Fiction for the digital age

By PHILIP EIL  |  August 1, 2012

One of their hopes for The Silent History, Derby says, is that a reader, say, staying at a Holiday Inn in Wichita, can have a unique literary option for evening entertainment. "Everything is closed," Derby says, "but I look at The Silent History and there are like three field reports within 20 minutes' [walk]." With a smartphone, he scrolls across a map of the country on the bottom of the screen, pointing out groups of reports in Seattle, Chicago, Austin, Washington, DC, and New York as he goes. Finally, he zooms in on Providence, where Winter's eight field reports create a cluster of red dots from the Franciscan Park, on the West Side, to the banks of the Seekonk River.

Max Winter first met Derby when they played in local bands that shared a drummer in the late 1990s. A former fiction and screenwriting lecturer at the University of Rhode Island, he is currently working on a debut novel tentatively titled Louder Than Good set in a town that he says, "bears more than a passing resemblance to the real Providence, but it's really the Providence of my sick, twisted mind." He was the perfect candidate for a Silent History field reporter.

Winter grew up in Providence and has long been an itinerant observer of the city.

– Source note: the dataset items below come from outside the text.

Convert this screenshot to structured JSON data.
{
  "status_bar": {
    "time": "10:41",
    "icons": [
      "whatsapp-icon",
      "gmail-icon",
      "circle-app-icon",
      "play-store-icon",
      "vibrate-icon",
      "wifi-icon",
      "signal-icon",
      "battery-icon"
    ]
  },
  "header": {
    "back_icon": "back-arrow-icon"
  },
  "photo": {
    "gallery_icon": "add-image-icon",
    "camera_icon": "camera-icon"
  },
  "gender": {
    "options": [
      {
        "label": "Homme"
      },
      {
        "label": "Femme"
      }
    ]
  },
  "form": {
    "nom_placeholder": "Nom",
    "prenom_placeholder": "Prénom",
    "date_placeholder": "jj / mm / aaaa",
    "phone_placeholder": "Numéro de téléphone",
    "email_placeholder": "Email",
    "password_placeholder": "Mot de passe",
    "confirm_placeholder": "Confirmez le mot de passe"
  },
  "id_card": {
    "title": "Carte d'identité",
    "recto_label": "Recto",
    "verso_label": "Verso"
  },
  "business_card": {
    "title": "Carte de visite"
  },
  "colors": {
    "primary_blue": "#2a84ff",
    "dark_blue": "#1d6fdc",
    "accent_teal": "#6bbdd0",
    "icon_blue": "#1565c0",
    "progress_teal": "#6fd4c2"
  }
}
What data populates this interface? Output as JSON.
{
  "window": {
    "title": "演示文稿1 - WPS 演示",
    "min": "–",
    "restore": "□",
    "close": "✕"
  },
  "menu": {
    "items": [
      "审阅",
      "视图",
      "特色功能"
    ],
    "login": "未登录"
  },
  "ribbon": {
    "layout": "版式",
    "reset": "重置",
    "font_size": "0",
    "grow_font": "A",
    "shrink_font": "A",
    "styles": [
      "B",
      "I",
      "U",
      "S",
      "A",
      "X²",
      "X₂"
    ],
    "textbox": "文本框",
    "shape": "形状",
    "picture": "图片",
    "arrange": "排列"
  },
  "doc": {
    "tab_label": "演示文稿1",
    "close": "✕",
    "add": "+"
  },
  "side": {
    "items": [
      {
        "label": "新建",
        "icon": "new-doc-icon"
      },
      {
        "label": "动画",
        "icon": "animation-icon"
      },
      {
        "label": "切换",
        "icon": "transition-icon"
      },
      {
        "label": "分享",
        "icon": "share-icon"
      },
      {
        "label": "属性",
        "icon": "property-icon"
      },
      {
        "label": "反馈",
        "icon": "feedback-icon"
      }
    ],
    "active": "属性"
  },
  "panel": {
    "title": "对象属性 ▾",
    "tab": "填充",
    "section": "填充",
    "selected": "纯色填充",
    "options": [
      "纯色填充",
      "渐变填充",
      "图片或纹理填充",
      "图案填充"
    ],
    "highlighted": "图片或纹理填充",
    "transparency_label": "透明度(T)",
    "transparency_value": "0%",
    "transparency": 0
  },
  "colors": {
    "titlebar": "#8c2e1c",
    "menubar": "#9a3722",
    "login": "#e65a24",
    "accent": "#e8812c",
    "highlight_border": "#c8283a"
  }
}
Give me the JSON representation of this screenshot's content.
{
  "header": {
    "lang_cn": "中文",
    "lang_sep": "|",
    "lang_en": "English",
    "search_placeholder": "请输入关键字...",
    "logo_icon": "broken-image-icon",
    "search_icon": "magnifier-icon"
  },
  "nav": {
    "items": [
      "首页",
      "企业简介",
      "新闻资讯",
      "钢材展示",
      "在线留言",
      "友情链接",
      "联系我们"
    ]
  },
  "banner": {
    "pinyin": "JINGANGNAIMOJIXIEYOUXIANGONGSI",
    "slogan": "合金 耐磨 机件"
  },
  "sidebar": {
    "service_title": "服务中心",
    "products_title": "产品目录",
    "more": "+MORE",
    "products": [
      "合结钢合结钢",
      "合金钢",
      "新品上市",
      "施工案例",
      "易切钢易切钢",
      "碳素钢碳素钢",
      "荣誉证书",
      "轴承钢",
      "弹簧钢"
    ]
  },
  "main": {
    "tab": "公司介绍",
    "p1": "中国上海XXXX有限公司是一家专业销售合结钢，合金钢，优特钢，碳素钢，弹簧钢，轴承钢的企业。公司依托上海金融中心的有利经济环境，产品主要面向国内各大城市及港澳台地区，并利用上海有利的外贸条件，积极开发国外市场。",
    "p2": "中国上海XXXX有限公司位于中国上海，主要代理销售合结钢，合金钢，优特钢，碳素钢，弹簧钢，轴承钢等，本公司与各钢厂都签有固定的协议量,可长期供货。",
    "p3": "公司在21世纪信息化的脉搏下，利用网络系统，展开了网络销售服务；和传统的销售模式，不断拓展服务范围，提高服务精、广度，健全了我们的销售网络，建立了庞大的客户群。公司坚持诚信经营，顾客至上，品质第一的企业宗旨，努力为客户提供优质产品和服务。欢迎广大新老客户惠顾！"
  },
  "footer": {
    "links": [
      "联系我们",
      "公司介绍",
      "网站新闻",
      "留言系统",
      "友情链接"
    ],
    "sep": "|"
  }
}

He has the stories to prove it: on one epic walk from Allens Avenue to the Pawtucket border, he had bottles thrown at him out of two separate cars. "I don't write autobiographical fiction, by any stretch," he says. "I cover up the tracks to varying degrees — but I'll often use as an entry point something that's intimately familiar to me." The character who leans out of his window at the Burnside mansion to yell at Brown students to quiet down? The landscaper who has a haunting encounter with a silent young girl near Prospect Terrace Park? There is nonfiction folded in there.

Mostly, however, he uses the project as a chance to conjure snapshots of places outside of the attention of even the locals. The results are hallucinatory, often-hilarious vignettes that, for fiction fans, are as tasty and addicting as a deep-fried snack. His narrators describe the murky traffic in and out of a small ramshackle building marked "Members Only" on Carpenter Street. They rant about a double-yellow line installed on River Road — one that the narrator surmises is less about preventing anonymous sex in parked cars than blocking the comings and goings of immigrants who show up to fish. Another narrator witnesses a chilling confrontation involving the fire pit at the Franciscan Park. That scene, Winter says, is the "most gothic and dramatic thing that I've probably ever written."

Horowitz, the former McSweeney's editor behind the project, is reluctant to share too many details when I speak with him over the phone. But he is thrilled to discuss one of the project's key innovations. The number of core testimonials — 60 by Derby, 60 by California-based writer Kevin Moffett — won't change, he explains. But the preliminary field reports sprinkled in locations as far flung as Australia and Antarctica are just a starting point. Once The Silent History is up and running, he says, readers will be able to submit their own reports for consideration.

"I think Max and Matt have gotten it off to a great start," he says. But he welcomes the idea that, if there is enough enthusiasm, a place like Rhode Island could wind up with more reports than New York City. "One thing that we're really excited about is that the story can evolve in really different ways and a city — some place like Providence — can be the best place in the world for experiencing this."